Fetching dependencies without build.zig.zon?

The short answer is most likely no, a build.zig.zon manifest is required for build system dependencies.

The longer answer is, it depends on what is your definition of a dependency is in this context. If it’s a build system dependency that you expect to be able to resolve via b.dependency("foo", .{}) and subsequently obtain modules/artifacts from, then you definitely need a build.zig.zon.

The exception would be if it’s a “dumb tarball” of files and not a Zig package with a build.zig, in which case you could in theory create a small Zig program that takes an archive URL and an output directory as command-line args and fetches/extracts that archive to the specified output directory. You could then invoke that program with b.addRunArtifact in combination with std.Build.Step.Run.addOutputDirectoryArg to obtain LazyPath handles to the directory and/or its files. But all of this would almost certainly be both worse performing and more work for you than just using the package manager as intended.

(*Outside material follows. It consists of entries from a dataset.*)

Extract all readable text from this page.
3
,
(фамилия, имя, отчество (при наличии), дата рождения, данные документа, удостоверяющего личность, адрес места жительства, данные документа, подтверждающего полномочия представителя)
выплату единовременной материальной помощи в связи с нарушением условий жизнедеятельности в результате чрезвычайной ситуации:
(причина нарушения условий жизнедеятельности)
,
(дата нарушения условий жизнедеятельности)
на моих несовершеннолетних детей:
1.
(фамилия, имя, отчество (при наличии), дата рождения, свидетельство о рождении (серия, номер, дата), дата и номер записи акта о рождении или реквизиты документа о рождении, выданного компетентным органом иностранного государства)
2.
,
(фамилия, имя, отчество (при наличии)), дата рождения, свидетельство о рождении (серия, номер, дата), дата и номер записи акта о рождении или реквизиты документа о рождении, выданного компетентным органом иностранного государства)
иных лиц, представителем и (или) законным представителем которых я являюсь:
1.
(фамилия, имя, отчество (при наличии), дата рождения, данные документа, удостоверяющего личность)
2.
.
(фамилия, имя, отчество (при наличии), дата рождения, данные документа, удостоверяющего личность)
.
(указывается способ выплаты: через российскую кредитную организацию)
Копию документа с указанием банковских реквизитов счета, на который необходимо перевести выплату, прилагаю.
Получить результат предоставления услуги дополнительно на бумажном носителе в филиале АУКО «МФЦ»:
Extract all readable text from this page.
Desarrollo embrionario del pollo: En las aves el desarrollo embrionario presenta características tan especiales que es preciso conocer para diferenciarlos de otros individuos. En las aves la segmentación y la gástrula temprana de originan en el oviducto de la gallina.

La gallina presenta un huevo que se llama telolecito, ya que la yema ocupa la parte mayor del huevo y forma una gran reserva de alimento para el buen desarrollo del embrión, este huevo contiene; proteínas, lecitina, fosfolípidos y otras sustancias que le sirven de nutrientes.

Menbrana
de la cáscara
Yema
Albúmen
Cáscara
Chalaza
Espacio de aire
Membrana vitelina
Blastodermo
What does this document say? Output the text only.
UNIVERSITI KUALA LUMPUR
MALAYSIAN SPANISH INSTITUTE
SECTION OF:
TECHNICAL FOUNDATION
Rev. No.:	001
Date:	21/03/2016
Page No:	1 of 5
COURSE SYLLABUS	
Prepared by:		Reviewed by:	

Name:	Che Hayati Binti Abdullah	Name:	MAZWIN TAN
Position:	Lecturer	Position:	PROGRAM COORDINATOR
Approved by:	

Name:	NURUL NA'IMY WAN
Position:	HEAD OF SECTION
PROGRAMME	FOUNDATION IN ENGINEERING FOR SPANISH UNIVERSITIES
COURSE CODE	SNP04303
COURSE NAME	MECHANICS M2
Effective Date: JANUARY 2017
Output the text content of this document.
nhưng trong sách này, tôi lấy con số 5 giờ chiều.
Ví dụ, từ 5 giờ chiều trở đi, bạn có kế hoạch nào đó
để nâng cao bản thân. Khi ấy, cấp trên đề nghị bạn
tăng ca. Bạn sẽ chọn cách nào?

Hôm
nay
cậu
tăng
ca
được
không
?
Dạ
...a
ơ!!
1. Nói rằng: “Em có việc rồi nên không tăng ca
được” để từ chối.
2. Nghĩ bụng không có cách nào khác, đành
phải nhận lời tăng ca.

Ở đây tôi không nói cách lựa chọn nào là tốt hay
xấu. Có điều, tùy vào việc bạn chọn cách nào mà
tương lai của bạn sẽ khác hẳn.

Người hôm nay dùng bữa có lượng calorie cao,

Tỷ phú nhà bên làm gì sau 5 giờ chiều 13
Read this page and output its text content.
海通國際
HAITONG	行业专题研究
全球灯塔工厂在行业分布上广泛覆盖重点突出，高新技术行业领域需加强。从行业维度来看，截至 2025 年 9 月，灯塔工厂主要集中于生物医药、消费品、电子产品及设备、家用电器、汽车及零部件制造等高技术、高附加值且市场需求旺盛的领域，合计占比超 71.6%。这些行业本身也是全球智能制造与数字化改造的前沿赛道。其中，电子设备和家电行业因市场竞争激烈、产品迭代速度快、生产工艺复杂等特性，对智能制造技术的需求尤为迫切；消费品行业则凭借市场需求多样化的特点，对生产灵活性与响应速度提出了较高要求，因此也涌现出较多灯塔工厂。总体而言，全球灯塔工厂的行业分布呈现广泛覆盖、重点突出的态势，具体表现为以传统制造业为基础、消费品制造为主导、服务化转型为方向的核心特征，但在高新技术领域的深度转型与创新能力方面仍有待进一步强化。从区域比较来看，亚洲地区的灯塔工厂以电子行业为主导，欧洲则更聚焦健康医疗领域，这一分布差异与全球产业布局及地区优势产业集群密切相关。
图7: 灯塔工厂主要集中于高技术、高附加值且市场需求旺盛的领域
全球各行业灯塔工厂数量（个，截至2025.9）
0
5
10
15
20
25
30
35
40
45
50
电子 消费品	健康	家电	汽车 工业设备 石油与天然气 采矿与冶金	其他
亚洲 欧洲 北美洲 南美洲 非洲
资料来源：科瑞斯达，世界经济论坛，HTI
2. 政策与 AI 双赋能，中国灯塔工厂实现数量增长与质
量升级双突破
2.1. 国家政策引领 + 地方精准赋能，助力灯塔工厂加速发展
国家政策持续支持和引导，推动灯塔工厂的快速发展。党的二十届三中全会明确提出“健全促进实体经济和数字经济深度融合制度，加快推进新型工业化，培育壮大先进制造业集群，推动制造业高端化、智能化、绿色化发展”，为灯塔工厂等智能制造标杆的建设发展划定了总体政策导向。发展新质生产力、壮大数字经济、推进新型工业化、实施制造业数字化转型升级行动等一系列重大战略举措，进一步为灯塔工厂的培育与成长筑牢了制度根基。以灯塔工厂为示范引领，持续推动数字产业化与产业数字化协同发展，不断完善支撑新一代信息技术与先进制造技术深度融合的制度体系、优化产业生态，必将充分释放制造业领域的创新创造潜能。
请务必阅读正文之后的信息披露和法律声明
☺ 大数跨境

Would you mind expanding upon why you feel an aversion toward having a build.zig.zon in the first place?

Don’t run imperative code that accesses the file system or the network directly from your build.zig. In the future, the build system will be sandboxed, and your build function will be prohibited from accessing system resources, so this is not future proof, and even now it’s a poor idea since the code will not take advantage of the build system cache and might be inadvertently invoked by innocuous things like zig build --help or tooling like ZLS. If you need to e.g. fetch something from the Internet, you should use a run step as described above. The only thing your build function should do is declaratively construct a (serializable) graph of build steps to be processed by a build runner.